Santa Catarina tem maior taxa de veículos por habitante do país

Uma das propostas de BRT na Grande Florianópolis é para a Via Expressa (Foto: Secretaria de Estado de SC do Planejamento/Divulgação)

Estado de São Paulo ocupa 3º lugar no ranking nacional, com 609 veículos para cada morador

ALEXANDRE PELEGI

Matéria publicada na edição de hoje (dia 9) do jornal Diário Catarinense destaca: o estado do sul do país é o campeão na proporção carro/habitantes, com uma média de uma média de um para cada 1,4 habitante por veículo. Para cada 1 mil catarinenses há 690 veículos circulando pelas ruas do estado, totalizando 4,7 milhões de veículos emplacados.

A reportagem calculou o ranking realizando o cruzamento de dados do Anuário da Confederação Nacional dos Transportes (CNT) e na estimativa populacional de 2016 do IBGE.

Pelos cálculos, o Paraná vem a seguir no ranking de habitantes por veículos, com 635 veículos para cada mil moradores (1,57 hab/veic). O estado de São Paulo vem na terceira colocação com 609 veículos para cada mil habitantes (1,64 hab/veic).

A taxa catarinense (1,4 hab/veic) está muito acima da média nacional, que é de 2,2 hab/veículos, ou 455 veículos para cada 1 mil habitantes. No Brasil, segundo os dados da CNT, a frota nacional é de 93,8 milhões, diante de uma população estimada de 206 milhões.

O jornal ouviu Cassio Taniguchi, superintendente de desenvolvimento da Região Metropolitana da Grande Florianópolis. Segundo ele, Santa Catarina tem renda per capta acima da média nacional, o que explica em parte o número tão elevado de veículos. Mas ele acredita que este não é o único fator que poderia explicar o aumento da frota. Cassio Taniguchi acredita que outra explicação poderia ser o desencanto da população com o transporte coletivo.

INVESTIR EM BRT:

Cassio Taniguchi diz que o estado de SC tenta reverter esse processo de perda de usuários do sistema de ônibus. Ele informa que o governo do estado investe em um sistema de BRT, com a expectativa de que os primeiros sejam inaugurados em 2018, em São José.

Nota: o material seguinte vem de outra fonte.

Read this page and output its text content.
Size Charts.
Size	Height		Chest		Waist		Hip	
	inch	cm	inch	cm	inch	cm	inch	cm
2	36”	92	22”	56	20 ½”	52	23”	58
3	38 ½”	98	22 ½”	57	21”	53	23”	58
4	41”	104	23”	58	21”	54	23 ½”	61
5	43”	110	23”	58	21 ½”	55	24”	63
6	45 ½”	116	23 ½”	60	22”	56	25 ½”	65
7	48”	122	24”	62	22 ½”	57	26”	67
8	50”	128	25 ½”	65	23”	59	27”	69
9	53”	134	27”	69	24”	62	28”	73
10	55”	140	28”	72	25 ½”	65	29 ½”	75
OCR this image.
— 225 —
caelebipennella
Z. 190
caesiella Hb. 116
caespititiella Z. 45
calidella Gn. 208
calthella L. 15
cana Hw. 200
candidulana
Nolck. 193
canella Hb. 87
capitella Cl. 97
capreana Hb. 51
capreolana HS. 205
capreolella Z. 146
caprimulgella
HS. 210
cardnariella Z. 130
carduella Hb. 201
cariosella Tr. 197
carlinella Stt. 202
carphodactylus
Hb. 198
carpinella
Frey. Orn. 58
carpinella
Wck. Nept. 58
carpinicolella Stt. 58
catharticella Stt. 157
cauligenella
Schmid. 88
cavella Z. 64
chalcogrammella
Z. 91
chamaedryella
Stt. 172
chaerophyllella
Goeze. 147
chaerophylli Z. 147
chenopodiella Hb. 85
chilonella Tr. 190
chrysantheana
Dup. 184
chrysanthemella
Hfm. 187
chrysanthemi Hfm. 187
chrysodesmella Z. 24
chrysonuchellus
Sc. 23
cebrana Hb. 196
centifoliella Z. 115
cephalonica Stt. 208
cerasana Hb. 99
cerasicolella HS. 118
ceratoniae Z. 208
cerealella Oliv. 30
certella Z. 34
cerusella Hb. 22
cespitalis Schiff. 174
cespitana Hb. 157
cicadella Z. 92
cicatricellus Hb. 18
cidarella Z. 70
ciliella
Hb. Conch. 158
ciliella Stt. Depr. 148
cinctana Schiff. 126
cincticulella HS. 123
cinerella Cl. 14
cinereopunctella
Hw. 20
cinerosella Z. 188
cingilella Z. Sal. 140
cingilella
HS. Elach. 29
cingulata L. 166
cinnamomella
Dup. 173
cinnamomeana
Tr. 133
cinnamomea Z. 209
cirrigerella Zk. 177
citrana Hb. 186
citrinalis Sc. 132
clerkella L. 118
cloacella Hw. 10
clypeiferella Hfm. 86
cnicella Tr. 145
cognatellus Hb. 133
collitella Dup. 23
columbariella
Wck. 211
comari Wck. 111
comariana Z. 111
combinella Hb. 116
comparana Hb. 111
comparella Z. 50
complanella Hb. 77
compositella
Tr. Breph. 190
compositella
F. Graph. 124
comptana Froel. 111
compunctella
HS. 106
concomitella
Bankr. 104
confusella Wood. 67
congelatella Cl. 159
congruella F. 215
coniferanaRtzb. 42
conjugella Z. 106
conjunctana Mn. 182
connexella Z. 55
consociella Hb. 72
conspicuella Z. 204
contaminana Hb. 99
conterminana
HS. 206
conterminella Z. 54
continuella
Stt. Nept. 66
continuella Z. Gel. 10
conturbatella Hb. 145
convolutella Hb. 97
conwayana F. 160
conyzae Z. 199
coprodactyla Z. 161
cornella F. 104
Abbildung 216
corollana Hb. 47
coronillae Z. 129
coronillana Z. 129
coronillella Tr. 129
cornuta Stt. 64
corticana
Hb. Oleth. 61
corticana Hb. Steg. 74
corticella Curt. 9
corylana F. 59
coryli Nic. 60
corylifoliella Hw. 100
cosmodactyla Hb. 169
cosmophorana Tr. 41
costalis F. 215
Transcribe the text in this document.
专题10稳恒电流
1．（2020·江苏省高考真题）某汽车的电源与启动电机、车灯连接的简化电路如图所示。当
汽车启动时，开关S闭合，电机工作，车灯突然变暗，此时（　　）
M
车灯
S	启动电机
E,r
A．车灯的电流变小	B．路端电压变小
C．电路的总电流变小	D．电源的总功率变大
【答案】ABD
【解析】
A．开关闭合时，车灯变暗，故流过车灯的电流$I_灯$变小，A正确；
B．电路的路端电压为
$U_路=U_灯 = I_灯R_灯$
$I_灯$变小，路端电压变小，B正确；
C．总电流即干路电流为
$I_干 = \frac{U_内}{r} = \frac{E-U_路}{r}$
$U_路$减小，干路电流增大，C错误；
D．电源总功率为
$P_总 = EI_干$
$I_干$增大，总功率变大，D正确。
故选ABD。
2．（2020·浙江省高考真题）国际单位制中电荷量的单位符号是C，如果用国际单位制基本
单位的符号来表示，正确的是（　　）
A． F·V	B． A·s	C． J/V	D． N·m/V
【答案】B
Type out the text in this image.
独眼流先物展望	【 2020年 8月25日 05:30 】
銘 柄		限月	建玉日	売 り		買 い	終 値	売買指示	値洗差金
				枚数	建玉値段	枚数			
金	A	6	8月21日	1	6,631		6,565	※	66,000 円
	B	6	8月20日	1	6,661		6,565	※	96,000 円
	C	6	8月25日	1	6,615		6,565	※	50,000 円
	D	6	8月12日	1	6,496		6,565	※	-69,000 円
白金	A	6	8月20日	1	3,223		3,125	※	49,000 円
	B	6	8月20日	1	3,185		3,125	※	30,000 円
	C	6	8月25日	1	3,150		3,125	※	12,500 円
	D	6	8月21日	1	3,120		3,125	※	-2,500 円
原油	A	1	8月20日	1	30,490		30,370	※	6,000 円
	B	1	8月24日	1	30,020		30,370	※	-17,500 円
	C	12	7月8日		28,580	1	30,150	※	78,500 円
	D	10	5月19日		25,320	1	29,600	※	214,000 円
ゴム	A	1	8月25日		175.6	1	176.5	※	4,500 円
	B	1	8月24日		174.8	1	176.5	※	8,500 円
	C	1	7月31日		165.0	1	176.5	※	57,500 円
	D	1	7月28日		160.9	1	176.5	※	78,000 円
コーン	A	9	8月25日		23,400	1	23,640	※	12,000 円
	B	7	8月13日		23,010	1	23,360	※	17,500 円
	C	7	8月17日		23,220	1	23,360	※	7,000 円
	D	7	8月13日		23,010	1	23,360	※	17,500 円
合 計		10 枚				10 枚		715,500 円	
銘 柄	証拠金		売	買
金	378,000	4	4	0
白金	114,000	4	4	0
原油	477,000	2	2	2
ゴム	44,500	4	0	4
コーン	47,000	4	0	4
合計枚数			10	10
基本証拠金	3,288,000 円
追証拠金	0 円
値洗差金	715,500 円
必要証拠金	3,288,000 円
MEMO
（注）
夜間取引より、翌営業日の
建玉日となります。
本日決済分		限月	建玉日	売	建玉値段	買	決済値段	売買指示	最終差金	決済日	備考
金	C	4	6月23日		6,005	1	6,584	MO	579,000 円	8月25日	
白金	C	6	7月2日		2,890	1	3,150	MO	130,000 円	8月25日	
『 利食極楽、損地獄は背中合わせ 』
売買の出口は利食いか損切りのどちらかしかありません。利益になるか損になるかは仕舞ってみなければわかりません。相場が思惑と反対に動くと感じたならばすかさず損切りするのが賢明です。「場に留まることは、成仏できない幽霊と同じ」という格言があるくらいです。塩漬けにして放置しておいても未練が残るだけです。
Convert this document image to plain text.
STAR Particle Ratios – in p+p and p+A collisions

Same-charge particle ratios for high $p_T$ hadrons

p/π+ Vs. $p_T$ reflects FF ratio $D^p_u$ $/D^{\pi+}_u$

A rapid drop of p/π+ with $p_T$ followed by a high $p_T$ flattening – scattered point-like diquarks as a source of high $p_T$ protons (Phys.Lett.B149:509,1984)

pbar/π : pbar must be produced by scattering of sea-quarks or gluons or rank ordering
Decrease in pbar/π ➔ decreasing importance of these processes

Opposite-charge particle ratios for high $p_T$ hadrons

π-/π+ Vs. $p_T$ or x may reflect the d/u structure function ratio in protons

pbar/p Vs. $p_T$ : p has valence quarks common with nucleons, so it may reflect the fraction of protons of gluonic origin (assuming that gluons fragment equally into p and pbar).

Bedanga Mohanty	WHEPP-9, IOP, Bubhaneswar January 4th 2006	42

O Plano de Mobilidade Urbana Sustentável da Grande Florianópolis (Plamus) prevê também um BRT na Via Expressa até 2019.

O projeto de infraestrutura do BRT em Florianópolis foi apresentado em outubro de 2016, com investimentos orçados em R$ 1,1 bilhão, segundo a Secretaria de Estado do Planejamento. O sistema seria implantado em locais como São José, Estreito e a Via Expressa. No lançamento a estimativa era de que os primeiros trechos entrariam em operação no final de 2017.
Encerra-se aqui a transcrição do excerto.